Charlot Jeudy, un éminent militant des droits des LGBT, a été retrouvé mort à son domicile à Port-au-Prince dans des circonstances qui restent à clarifier, ont rapporté les médias locaux. La police n’a pas répondu aux appels pour expliquer les circonstances de la mort du militant, directeur de l’Association Kouraj (Courage, en créole).

Une fois le décès connu, l’ambassade de France en Haïti a exhorté les autorités haïtiennes à clarifier le plus rapidement possible les circonstances du décès.

Jeudy a fondé Kouraj en 2012, la première organisation de défense des droits de la communauté gaie, bi et transgenre en Haïti, un groupe très discriminé dans ce pays des Caraïbes.

Le Sénat haïtien a adopté en 2017 un projet de loi visant à interdire le mariage homosexuel, mais la loi n’a pas encore été ratifiée par la Chambre basse et n’est donc pas entrée en vigueur. La mort de Jeudy survient à un moment où des manifestations, dont beaucoup sont violentes, ont lieu presque quotidiennement depuis la mi-septembre.

L’ambassade de France a également rapporté qu’un couple originaire de France a été tué par balle en Haïti, sans fournir plus de détails sur les circonstances des décès ou sur l’identité des victimes. Depuis la mi-septembre, Haïti est confronté à une grave crise marquée par des manifestations appelant à la démission du président Jovenel Moise.

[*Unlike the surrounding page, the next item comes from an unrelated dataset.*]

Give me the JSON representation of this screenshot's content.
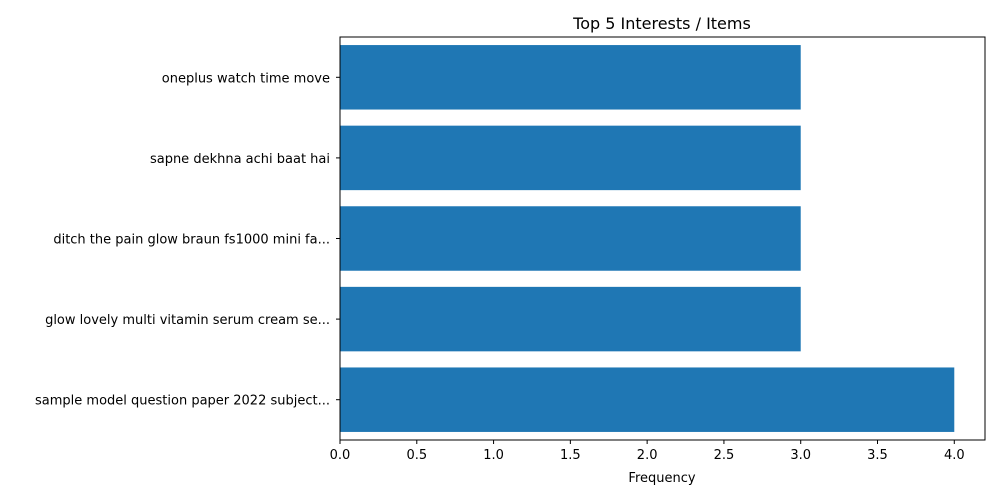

Dans les manifestations, parfois violentes et réprimées par de véritables tirs de la police, au moins 42 personnes ont trouvé la mort et des centaines ont été blessées, selon l’ONU. Cette crise a débuté le 16 septembre suite à des pénuries de carburant dans un pays dominé par les inégalités sociales, l’insécurité, l’inflation et la corruption.

Des membres de l’organisation sociale présidée par Charlot Jeudy ont rapporté que le dirigeant assassiné a dû suspendre à plusieurs reprises des événements liés à l’activisme LGBTQI en raison des menaces qu’il a reçues.

Diverses organisations sociales et mouvements de défense des droits humains en Haïti ont dénoncé le meurtre du militant de la communauté lesbienne, gaie, bisexuelle, transsexuelle et transgenre (LGBTQI), Charlot Jeudy, retrouvé mort dans sa résidence à Port-au-Prince, la capitale haïtienne.

L’éminent défenseur de la communauté Lgbti haïtienne a été président du mouvement Kouraj, un groupe voué au sauvetage et à l’institution des droits des homosexuels dans cette nation des Caraïbes. Selon les médias locaux, le corps de Jeudy se trouvait chez lui, la Police nationale haïtienne n’a pas fait de déclarations détaillant comment le corps inanimé de l’activiste Lgbti a été retrouvé.

En ce sens, le Réseau national pour la défense des droits humains d’Haïti, par l’intermédiaire de son secrétaire exécutif, Pierre Espérance, a déploré ce crime tout en saluant le travail accompli par Charlot Jeudy contre la stigmatisation et le harcèlement de cette minorité.

L’ambassade de France en Haïti a exhorté le gouvernement haïtien à traduire en justice le cas de Charlot Jeudy et à retrouver les auteurs de ce meurtre, tout en demandant que les circonstances de ce décès soient clarifiées.

Le Collectif Défenseur Plus a également exprimé sa répudiation de cet assassinat, qui touche non seulement la famille de Jeudy, mais aussi la communauté Lgbti locale et mondiale.

Haïti maintient des racines morales profondes basées sur sa structure et sa formation catholiques, un État qui entrave l’acceptation de l’homosexualité dans ce pays des Caraïbes.